Jesse Jackson Jr. reports to prison, but where is he?
CNN — Former Rep. Jesse Jackson Jr. -- once a rising Democratic star whose political career imploded over the use of campaign finances to support lavish personal spending -- reported to federal prison Monday, his spokeswoman said, but his whereabouts were not immediately known.
A check of the Federal Bureau of Prisons website early Tuesday showed Jackson's name, but it said he was not in custody.
His name later disappeared from the website altogether.
Bureau of Prisons spokesman Edmond Ross said Jackson was not currently in custody.
CNN reported that a paperwork problem delayed his incarceration and that Jackson and his attorney C.K. Hoffler were at the prison trying to sort it out.
Jackson's spokeswoman Bunnie Jackson-Ransom said he was accompanied to the medium-security facility in Butner, North Carolina, by Hoffler and Rep. G.K. Butterfield.
"He is in good spirits, all things considered," Butterfield said, according to a news release.
Jackson, 48, was sentenced in August to 30 months in prison after he pleaded guilty to misuse of $750,000 in campaign funds, money that went to personal expenses like vacations, fur coats and movie memorabilia.

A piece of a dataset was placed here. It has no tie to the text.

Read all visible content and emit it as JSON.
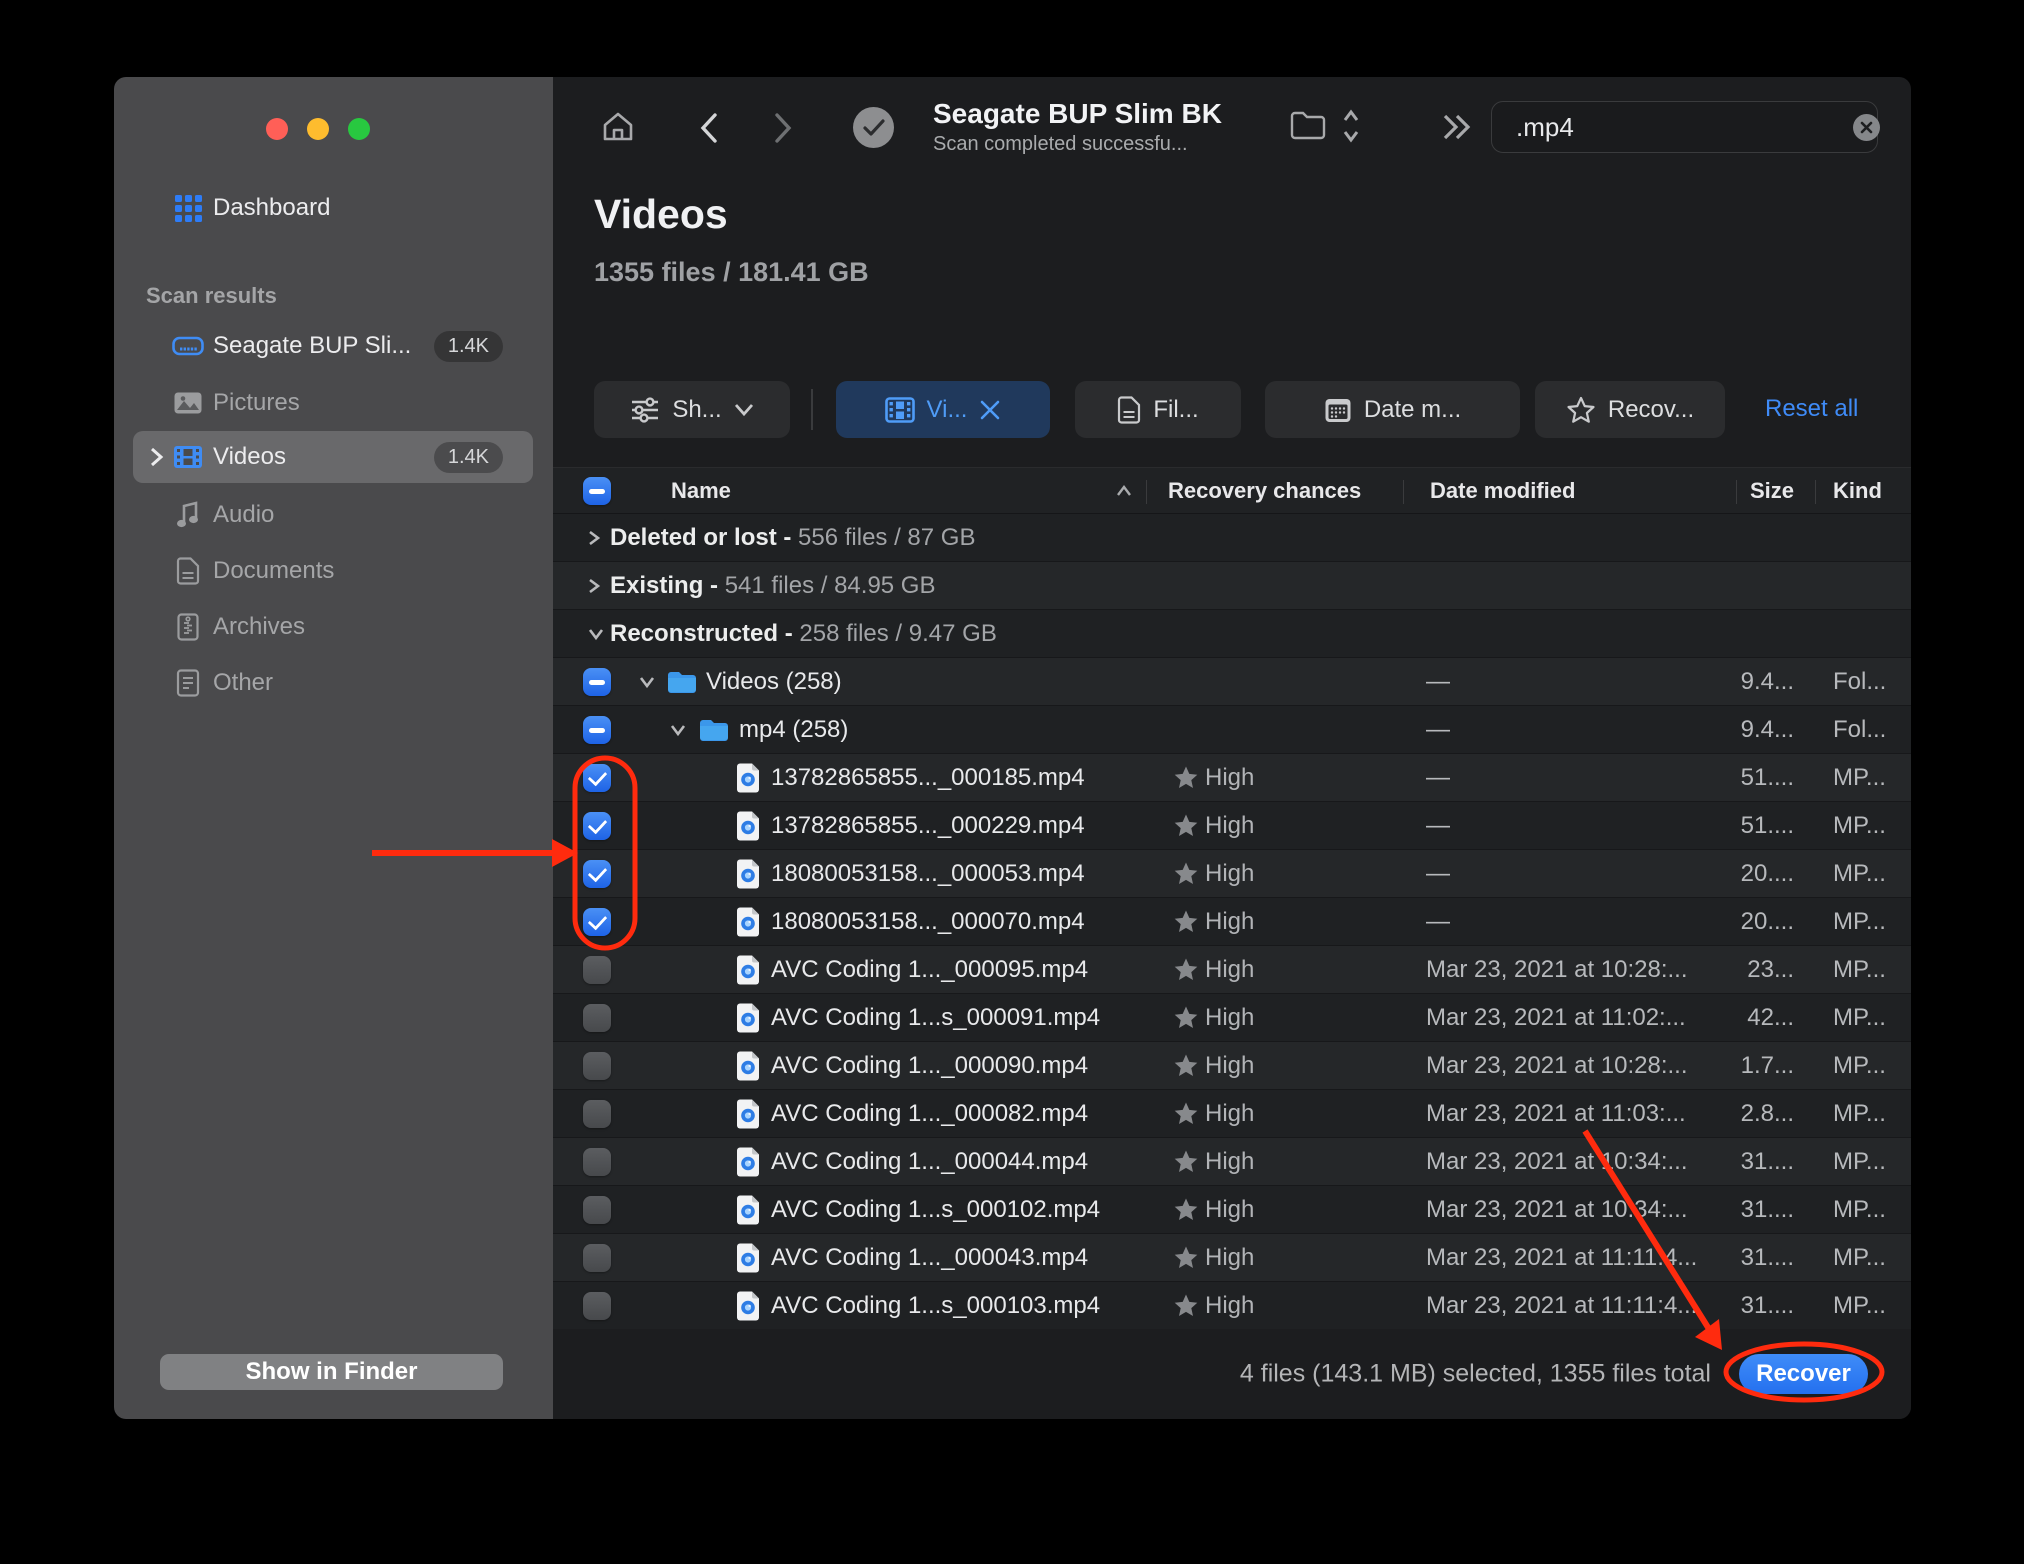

His wife, Sandra Jackson, was also caught up in the case and pleaded guilty to filing false tax returns that failed to account for hundreds of thousands of dollars in taxable income.

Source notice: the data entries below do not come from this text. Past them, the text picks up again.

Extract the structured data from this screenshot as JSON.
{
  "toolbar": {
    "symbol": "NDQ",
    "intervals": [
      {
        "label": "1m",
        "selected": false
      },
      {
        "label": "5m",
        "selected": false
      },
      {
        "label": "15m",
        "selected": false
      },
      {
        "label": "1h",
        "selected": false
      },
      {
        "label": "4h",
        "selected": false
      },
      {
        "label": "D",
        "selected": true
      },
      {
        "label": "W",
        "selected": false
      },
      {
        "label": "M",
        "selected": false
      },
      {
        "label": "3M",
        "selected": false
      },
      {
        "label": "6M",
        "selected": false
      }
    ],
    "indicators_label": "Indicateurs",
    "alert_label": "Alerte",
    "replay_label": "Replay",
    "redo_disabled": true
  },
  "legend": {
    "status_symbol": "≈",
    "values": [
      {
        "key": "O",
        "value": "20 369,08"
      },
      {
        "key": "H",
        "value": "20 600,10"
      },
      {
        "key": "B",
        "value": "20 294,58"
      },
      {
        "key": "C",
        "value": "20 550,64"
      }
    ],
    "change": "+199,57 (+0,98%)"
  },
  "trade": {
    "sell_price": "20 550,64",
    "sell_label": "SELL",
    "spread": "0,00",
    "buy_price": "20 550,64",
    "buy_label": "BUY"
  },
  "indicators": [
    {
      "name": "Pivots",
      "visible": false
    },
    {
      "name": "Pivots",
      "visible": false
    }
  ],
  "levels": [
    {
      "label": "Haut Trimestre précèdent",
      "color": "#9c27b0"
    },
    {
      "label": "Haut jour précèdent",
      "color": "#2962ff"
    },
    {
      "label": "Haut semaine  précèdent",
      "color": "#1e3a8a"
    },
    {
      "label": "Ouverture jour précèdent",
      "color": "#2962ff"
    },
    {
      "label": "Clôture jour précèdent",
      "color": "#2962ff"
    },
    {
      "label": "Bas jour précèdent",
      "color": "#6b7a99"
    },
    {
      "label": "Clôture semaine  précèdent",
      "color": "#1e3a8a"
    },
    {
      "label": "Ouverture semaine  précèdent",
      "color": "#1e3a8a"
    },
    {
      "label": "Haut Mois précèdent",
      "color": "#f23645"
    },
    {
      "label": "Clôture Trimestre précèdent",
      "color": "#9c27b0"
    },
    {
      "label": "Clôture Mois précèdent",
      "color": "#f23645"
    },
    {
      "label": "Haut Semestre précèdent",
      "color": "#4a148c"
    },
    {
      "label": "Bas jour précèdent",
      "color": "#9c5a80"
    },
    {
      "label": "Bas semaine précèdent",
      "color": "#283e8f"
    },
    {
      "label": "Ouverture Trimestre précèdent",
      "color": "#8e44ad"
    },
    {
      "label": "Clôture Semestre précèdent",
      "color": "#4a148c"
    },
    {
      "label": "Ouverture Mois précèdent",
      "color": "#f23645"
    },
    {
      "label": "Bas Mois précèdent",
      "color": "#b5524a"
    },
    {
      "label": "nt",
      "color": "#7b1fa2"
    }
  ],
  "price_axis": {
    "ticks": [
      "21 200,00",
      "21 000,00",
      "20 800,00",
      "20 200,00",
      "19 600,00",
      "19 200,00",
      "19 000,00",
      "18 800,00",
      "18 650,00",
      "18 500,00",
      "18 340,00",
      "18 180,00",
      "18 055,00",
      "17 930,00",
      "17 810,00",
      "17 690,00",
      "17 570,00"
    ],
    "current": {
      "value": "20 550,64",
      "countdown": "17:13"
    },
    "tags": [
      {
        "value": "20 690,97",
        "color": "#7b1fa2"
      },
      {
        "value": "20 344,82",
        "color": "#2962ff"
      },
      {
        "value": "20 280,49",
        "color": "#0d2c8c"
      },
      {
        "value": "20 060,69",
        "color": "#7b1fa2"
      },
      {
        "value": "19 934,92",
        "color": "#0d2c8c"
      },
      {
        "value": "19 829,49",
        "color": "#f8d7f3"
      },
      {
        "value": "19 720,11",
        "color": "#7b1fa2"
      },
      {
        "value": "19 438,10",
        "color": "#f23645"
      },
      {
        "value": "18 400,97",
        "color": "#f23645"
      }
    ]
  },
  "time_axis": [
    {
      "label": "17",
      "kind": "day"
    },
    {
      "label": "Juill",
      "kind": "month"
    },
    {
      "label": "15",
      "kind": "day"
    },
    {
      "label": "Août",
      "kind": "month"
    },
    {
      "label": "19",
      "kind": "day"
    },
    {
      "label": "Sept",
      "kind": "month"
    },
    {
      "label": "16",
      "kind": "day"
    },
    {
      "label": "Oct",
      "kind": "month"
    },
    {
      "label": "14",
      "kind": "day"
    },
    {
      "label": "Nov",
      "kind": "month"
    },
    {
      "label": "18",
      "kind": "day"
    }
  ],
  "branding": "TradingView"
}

She was sentenced to 12 months in prison.
Jackson has promised to pay $200,000 towards his $750,000 fraud judgment by November 1, according to court documents.
Filed last week, the documents show that Jackson has so far been unable to meet his financial obligations in the judgment and has promised to sell a property he owns in Washington in order to start paying it off.
The filing requests that the former Illinois congressman be given until June 2014 to pay the full amount.
He will need to submit a status report by mid-May.
The property Jackson is promising to sell is located in Washington's costly Dupont Circle neighborhood.
Jackson could also be forced to sell a property in Chicago.